After the war Lindsay and his young wife, Jacqueline Silver, moved to Porth near Newquay in Cornwall, and lived there from 1919 to 1929. He became a full-time writer there. His novel A Voyage to Arcturus was published in 1920, but it was not a success, selling fewer than six hundred copies. The work shows links with Scottish fantasists such as George MacDonald, whose work Lindsay was familiar with, and it had a central influence on C. S. Lewis's Out of the Silent Planet. J. R. R. Tolkien said that he had read the book "with avidity", and characterised it as a work of philosophy, religion and morality.

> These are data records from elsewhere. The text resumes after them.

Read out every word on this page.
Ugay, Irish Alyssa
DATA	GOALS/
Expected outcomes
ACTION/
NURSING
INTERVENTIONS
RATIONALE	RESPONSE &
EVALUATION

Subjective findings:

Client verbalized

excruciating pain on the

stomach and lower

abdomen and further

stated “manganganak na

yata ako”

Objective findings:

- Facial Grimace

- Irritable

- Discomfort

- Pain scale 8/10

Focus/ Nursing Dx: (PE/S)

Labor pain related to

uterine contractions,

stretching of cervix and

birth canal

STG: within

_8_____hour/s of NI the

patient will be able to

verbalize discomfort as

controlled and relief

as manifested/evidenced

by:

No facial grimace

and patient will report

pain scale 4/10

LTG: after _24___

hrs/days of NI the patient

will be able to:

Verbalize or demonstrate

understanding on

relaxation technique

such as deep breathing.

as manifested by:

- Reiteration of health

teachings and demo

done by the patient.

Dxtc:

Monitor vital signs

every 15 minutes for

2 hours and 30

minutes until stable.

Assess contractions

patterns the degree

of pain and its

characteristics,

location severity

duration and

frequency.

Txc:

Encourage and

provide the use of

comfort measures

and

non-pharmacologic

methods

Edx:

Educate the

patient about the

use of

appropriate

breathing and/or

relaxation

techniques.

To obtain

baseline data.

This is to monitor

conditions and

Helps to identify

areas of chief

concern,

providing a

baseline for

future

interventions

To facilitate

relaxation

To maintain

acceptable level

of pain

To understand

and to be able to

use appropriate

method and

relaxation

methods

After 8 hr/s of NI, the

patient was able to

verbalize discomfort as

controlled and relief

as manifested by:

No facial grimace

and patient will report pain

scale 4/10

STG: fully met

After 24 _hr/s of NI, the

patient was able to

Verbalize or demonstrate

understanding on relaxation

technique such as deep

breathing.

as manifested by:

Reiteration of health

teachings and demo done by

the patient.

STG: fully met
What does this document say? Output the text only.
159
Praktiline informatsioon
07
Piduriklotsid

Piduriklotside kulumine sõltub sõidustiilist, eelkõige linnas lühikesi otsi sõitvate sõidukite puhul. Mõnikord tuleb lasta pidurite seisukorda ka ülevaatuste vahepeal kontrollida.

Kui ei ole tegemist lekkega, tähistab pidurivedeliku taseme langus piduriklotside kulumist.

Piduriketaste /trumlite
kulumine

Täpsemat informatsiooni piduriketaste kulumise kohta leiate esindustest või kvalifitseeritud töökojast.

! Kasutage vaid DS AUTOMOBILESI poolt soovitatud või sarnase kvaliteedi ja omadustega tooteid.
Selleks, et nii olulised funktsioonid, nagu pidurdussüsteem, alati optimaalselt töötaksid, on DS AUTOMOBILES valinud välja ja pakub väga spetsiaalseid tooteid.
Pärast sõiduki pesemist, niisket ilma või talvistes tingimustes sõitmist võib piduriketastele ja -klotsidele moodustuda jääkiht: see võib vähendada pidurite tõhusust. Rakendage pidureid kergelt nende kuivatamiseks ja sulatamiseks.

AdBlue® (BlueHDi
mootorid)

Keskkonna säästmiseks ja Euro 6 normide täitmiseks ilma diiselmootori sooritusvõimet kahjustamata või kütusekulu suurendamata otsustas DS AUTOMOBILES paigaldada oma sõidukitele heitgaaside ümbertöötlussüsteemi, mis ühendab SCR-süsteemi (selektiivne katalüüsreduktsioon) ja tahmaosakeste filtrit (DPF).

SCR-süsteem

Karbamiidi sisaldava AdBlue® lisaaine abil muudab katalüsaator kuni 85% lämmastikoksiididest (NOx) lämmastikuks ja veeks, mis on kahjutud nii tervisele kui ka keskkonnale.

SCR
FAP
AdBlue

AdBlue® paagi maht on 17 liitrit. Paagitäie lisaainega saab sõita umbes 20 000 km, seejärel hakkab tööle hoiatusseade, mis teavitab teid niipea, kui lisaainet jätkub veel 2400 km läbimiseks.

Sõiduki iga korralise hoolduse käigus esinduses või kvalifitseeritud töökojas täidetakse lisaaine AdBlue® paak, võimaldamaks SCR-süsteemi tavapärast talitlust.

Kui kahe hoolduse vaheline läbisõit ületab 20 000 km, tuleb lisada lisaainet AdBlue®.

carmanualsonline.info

Lindsay attempted to write a more commercial novel with his next work The Haunted Woman (1922), but this was barely more successful than Voyage. He continued to write novels, including the humorous potboiler The Adventures of Monsieur de Mailly, set in France in the time of Louis XIV. After publishing Devil's Tor in 1932 he found it increasingly difficult to get his work issued and spent much of his time on his last work, The Witch, which was not published in his lifetime.

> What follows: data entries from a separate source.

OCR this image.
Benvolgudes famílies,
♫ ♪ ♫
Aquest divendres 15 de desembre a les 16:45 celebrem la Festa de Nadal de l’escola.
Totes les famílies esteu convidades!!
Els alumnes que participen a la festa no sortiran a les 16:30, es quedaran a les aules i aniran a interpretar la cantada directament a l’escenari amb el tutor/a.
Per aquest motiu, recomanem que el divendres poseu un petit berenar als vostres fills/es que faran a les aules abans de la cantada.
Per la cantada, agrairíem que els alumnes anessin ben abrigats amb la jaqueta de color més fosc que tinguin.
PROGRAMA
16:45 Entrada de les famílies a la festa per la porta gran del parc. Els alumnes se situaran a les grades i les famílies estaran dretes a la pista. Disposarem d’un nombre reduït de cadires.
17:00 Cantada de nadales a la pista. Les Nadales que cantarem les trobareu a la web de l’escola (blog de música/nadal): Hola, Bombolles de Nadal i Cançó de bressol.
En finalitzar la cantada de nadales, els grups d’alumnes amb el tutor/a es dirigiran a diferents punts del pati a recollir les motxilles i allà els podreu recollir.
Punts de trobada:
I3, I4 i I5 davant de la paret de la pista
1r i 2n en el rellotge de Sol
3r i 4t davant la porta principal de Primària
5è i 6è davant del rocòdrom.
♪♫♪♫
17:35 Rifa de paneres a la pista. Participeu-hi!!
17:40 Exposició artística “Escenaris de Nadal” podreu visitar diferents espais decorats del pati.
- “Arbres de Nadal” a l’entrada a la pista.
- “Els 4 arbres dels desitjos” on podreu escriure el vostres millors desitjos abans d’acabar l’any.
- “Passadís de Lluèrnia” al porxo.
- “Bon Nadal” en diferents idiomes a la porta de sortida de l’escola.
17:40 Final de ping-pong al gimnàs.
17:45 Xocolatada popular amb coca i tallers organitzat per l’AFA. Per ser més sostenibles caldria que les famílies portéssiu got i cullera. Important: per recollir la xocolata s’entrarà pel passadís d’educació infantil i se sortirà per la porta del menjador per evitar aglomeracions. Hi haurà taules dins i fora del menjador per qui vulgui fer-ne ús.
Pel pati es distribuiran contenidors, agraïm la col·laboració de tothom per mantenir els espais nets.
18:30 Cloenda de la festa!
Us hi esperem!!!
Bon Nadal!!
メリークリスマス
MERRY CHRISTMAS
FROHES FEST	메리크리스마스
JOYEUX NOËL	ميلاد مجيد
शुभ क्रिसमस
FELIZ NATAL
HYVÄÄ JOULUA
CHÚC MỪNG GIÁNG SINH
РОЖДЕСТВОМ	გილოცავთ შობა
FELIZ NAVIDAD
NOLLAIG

With his wife, Lindsay opened a boarding house in Brighton, but they did not prosper and their marriage came under considerable strain. The house was damaged by the first bomb to fall on Brighton in the Second World War, and Lindsay, who was in his bath at the time, never recovered from the shock. His death from an infection resulting from an abscess in his tooth was unrelated to the bomb; Darrell Schweitzer attributed it to Lindsay allowing "rotting teeth to develop into cancer of the jaw".

==Work==

A Voyage to Arcturus has been described as the major "underground" novel of the 20th century. The secret of Lindsay's apparent originality as a novelist lies in his metaphysical assumptions. Like the gnostics he seems to have viewed the "real" world as an illusion, which must be rejected in order to perceive genuine "truth". In The Haunted Woman, the two main characters discover a room which seems to exist only some of the time; while they are there together, they can see more clearly and express themselves honestly. In The Violet Apple, the fruit of the title is of the species eaten by Adam and Eve, and Lindsay's description of its effects is a startling, lyrical episode in a novel which is otherwise concerned with rather ordinary matters.

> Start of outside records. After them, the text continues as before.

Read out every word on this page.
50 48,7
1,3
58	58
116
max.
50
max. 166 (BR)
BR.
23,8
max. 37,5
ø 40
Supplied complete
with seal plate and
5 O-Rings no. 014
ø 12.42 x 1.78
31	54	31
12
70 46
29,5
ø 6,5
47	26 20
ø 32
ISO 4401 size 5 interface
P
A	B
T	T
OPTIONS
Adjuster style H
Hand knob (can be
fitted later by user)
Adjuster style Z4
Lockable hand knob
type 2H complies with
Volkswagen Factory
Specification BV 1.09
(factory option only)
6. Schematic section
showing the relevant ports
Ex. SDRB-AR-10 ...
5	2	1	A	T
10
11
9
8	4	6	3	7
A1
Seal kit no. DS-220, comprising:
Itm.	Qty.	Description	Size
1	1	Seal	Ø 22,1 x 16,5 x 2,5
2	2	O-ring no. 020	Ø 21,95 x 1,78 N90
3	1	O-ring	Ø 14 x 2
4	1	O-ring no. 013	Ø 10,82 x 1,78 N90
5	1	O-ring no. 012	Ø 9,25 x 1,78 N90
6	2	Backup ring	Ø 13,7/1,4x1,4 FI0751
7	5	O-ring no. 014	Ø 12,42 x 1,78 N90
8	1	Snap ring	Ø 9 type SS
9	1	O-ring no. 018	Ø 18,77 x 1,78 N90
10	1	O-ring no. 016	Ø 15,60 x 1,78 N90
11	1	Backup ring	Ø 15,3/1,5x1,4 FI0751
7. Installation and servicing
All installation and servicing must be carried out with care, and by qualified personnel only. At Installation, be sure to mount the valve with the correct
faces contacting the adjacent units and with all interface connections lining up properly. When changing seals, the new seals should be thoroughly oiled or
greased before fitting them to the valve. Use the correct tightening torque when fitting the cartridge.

Lindsay's austere vision of "true reality" seems to have been influenced by Norse mythology. After being out of print for many decades, Lindsay's work has become increasingly available. In 1971, A Voyage to Arcturus was produced as a 35mm feature film by William J. Holloway. It was the first film to be funded by an American National Endowment for the Arts grant and has recently been re-released. American literary critic Harold Bloom was also interested in Lindsay's life and career, going so far as to publish a novel, The Flight to Lucifer, which he thought of as a Bloomian misprision, an homage and deep revision of A Voyage to Arcturus. Bloom, however, conceded that his late-comer imitation is overwhelmed by Lindsay's great original. Colin Wilson was also interested in David Lindsay. He wrote an essay, "The Haunted Man: Lindsay as Novelist and Mystic" that first appeared in the book The Strange Genius of David Lindsay (1970), as well as prefaces to The Violet Apple, The Witch and Sphinx.

==Bibliography==
- A Voyage to Arcturus (1920)
- The Haunted Woman (1922)
- Sphinx (1923)
- The Violet Apple (1924, first published 1976)
- Adventures of Monsieur de Mailly (1926) [UK]; A Blade for Sale (1927) [US]
- Devil's Tor (1932)
- A Christmas Play (1930s, first published 2003)
- The Witch (unfinished, first published 1976)

==Sources==
- The Strange Genius of David Lindsay: An Appreciation (1970) by J. B. Pick, E. H. Visiak and Colin Wilson
- The Life and Works of David Lindsay (1983) by Bernard Sellin, Cambridge University Press, ISBN 978-0521034012
- David Lindsay's Vision by David Power (2005)
- David Lindsay by Gary K. Wolfe (Wildside Press LLC, 1982) ISBN 0-916732-26-6
- Galad Elflandsson "David Lindsay and the Quest for Muspel-Fire" in Darrell Schweitzer (ed) Discovering Classic Fantasy Fiction, Gillette NJ: Wildside Press, 1986, pp. 104–112.